È grave la situazione dei mitilicoltori tarantini, costretti a vendere il seme in costa adriatica, Sardegna, Spagna e Grecia perché a Taranto mancano gli spazi per portare a maturazione le cozze. Ora chiedono alla politica di intervenire con un piano a tutto tondo su concessioni, bonifiche e sostegni al settore.

«È assurdo – spiegano gli imprenditori del settore – perché poi quel seme ritorna qui sotto forma di prodotto  finito e noi lo andiamo a comprare». È quanto emerge dall’incontro dei mitilicoltori associati a Agci Pesca, Lega Pesca  e Agri Pesca, associazioni che rappresentano oltre il 90 per cento della categoria.

«Chiediamo all’amministrazione comunale di dare un’accelerata alle concessioni e di trovare una soluzione per il pregresso, considerando che gli operatori non possono essere tenuti a pagare cifre esorbitanti per il passato, quando non ci sono state, e non ci sono ancora, le premesse per lavorare a pieno regime. Ci fa piacere registrare che, nell’ultimo incontro convocato dal prefetto che è anche commissario per le bonifiche, Demetrio Martino, con tecnici di Arpa, Asl, Cnr e Comune, si è finalmente parlato di verifica tecnico-scientifica del trasferimento del seme dal primo seno del Mar Piccolo al Mar Grande. Un percorso da noi caldeggiato per la verità ormai da diversi anni. È chiaro – aggiungono – che questa dev’essere solo una soluzione tampone. Continuiamo a sostenere la necessità di avviare le bonifiche del Mar Piccolo, operazioni di cui necessita l’intero territorio. Il governo deve assolutamente riavviare i lavori del Contratto istituzionale di sviluppo, all’interno del quale sono comprese anche le operazioni di bonifica del Mar Piccolo. Alla Regione invece chiediamo che metta in conto un sostegno per la mitilicoltura, che vive ormai in una situazione drammatica dal punto di vista economico. Per questo motivo, pensiamo a iniziative di mobilitazione al fine di richiamare la politica a tutti i livelli per tutelare i posti di lavoro e difendere un’attività che custodisce in sé storia e tradizione gastronomica locali».

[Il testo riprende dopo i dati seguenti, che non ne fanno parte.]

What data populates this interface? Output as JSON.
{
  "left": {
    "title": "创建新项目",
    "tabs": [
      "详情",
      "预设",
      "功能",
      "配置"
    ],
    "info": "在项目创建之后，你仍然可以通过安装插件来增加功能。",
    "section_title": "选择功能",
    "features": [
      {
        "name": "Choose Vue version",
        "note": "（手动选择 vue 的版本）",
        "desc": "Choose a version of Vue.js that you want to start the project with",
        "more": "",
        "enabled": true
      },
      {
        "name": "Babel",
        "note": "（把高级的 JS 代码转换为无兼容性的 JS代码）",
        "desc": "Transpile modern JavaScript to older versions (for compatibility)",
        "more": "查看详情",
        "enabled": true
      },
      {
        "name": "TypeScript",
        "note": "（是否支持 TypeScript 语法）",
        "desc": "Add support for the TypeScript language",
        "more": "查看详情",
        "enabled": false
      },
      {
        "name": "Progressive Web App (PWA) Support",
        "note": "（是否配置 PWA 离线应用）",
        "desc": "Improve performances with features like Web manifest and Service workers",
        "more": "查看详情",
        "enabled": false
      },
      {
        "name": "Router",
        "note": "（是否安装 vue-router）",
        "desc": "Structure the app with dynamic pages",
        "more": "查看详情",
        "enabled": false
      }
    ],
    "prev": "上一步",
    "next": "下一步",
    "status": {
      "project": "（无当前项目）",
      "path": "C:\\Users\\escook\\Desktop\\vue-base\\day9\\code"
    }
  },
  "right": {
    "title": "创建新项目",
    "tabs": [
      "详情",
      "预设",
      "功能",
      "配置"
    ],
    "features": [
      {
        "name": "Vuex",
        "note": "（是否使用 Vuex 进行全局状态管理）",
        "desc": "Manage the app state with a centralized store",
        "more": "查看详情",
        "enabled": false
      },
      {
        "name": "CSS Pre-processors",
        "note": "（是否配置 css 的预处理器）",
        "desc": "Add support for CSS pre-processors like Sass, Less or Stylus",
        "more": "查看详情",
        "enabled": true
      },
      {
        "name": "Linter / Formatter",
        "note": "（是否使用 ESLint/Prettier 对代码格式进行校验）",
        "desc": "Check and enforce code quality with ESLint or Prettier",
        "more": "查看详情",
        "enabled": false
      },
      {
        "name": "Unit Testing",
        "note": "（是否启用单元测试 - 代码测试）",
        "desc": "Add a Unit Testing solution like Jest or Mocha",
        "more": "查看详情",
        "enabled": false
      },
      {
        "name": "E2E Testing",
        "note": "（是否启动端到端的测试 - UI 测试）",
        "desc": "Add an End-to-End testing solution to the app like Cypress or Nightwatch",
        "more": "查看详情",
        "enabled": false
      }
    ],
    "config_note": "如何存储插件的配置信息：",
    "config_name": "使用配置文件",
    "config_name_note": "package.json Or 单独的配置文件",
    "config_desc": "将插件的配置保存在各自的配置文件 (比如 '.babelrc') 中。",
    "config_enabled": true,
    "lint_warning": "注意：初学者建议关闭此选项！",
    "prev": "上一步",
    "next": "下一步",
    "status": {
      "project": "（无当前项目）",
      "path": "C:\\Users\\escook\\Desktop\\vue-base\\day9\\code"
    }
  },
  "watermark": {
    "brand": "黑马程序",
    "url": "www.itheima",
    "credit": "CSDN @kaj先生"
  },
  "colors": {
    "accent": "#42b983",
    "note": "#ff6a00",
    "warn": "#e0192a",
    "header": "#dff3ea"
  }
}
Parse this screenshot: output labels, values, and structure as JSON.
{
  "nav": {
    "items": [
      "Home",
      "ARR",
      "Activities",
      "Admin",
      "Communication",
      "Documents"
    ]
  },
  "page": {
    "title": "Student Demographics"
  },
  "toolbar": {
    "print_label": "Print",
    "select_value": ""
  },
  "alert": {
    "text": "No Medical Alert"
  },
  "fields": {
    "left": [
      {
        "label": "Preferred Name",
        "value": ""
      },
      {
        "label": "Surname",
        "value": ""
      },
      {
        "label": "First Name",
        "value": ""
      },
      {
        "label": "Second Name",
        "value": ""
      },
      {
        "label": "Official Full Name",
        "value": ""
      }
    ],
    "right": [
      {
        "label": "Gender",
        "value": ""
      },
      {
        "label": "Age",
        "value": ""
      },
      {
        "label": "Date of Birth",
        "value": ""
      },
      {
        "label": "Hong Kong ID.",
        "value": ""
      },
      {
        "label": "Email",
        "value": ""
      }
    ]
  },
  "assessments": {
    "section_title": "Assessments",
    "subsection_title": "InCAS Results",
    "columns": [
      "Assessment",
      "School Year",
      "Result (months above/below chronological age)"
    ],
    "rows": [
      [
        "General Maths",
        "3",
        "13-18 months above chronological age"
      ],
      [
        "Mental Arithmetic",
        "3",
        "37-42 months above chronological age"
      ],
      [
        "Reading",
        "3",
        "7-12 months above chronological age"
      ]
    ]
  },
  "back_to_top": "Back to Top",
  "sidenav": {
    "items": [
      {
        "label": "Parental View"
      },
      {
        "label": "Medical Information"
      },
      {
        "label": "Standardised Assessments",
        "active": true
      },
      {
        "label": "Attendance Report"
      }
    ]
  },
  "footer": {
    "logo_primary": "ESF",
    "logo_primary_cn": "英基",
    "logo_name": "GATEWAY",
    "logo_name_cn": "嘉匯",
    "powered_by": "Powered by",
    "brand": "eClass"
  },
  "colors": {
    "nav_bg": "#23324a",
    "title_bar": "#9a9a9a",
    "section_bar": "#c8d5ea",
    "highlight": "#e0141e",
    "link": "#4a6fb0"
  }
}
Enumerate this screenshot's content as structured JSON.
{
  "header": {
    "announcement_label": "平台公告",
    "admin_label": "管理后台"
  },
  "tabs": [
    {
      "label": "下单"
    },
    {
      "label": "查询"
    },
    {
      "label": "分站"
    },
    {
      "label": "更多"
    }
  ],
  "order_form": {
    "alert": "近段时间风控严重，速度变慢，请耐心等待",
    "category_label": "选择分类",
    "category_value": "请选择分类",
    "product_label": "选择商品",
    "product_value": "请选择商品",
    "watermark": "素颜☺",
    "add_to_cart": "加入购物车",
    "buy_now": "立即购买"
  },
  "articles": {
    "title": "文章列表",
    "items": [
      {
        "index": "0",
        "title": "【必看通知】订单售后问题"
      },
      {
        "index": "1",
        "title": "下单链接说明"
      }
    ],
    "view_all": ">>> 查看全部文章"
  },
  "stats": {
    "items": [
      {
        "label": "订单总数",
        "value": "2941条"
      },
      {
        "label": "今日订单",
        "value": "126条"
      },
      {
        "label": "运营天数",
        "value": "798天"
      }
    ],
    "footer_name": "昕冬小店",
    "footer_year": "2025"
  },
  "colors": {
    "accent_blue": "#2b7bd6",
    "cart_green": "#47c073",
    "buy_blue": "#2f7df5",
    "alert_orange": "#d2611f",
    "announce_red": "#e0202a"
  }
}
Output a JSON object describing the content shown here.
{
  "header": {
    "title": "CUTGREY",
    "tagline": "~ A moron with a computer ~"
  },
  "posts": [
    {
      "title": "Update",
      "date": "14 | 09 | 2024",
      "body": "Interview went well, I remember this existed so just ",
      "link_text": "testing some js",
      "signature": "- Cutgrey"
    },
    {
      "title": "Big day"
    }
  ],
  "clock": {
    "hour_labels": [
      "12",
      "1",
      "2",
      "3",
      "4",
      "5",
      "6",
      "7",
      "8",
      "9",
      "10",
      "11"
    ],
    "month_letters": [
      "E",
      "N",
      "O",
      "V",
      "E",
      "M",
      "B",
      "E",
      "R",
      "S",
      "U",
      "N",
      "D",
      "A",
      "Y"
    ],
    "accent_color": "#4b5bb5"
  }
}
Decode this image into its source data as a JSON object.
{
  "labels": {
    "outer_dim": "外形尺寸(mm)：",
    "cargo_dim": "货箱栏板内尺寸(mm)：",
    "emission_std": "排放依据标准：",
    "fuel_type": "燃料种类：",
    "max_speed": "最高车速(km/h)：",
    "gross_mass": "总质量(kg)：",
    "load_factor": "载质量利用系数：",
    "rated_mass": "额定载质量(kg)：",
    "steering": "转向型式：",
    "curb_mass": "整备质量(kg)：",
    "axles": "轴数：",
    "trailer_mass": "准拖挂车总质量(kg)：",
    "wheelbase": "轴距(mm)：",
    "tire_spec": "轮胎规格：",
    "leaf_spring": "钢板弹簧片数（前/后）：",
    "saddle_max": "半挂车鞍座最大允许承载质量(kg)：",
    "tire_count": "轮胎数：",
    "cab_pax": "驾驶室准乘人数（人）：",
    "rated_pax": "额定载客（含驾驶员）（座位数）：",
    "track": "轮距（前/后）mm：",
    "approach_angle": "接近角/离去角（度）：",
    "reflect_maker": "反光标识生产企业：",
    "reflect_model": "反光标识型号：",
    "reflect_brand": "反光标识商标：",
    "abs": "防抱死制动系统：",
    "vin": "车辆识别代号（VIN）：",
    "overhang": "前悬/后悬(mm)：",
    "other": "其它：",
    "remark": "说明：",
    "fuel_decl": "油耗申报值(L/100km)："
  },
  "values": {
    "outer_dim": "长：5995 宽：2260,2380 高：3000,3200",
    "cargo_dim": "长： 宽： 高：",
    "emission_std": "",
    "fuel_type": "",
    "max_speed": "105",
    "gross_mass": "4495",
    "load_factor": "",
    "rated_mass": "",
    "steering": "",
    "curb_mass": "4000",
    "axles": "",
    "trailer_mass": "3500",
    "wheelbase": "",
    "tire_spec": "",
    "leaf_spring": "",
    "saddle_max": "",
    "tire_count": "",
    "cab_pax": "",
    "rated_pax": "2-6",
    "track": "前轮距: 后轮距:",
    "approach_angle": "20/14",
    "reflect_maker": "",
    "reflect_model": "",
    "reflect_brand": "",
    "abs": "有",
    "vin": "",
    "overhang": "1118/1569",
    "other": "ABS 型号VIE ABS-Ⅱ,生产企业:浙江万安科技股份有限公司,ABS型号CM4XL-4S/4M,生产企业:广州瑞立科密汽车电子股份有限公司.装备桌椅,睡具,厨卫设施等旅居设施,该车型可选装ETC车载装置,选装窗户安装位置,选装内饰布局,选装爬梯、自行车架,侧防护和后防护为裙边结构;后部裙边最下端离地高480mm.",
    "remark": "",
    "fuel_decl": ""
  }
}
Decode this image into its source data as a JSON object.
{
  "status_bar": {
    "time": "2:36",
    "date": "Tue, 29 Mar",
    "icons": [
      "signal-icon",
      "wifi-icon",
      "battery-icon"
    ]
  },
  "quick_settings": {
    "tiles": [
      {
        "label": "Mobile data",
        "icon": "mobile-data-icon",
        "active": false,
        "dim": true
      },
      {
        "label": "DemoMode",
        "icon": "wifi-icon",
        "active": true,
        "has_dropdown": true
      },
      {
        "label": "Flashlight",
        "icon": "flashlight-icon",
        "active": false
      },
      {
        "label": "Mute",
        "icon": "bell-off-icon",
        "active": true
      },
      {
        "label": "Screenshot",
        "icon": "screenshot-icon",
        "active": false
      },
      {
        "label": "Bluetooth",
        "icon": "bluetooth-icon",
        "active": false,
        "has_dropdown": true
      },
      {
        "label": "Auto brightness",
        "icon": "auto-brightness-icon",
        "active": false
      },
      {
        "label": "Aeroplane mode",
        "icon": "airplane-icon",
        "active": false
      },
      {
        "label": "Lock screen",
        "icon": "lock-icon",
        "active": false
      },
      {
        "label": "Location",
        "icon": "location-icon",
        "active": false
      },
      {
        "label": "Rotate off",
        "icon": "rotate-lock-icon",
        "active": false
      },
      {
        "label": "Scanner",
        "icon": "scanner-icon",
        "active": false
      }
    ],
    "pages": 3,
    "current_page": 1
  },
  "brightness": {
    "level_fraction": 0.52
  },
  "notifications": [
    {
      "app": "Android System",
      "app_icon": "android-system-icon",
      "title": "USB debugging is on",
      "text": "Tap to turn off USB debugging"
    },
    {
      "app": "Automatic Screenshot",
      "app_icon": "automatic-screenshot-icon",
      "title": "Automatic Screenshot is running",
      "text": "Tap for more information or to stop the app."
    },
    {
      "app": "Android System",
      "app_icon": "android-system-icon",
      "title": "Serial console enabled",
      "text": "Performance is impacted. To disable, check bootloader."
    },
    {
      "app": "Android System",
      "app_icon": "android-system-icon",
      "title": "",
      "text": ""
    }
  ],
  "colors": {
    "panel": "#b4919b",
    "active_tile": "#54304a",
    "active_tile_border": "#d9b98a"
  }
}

Quanto alle questioni di marchio comunitario Dop o Igp, secondo i mitilicoltori «non ha senso quando ancora si è lontani dalla risoluzione  di una serie di problemi che è basilare per la sopravvivenza del settore. È ancora fermo infatti tutto il pacchetto delle questioni portate al tavolo permanente per la mitilicoltura, come piano coste, punti di sbarco, ad esempio. È come se volessimo costruire i piani di un palazzo, senza avere  le fondamenta».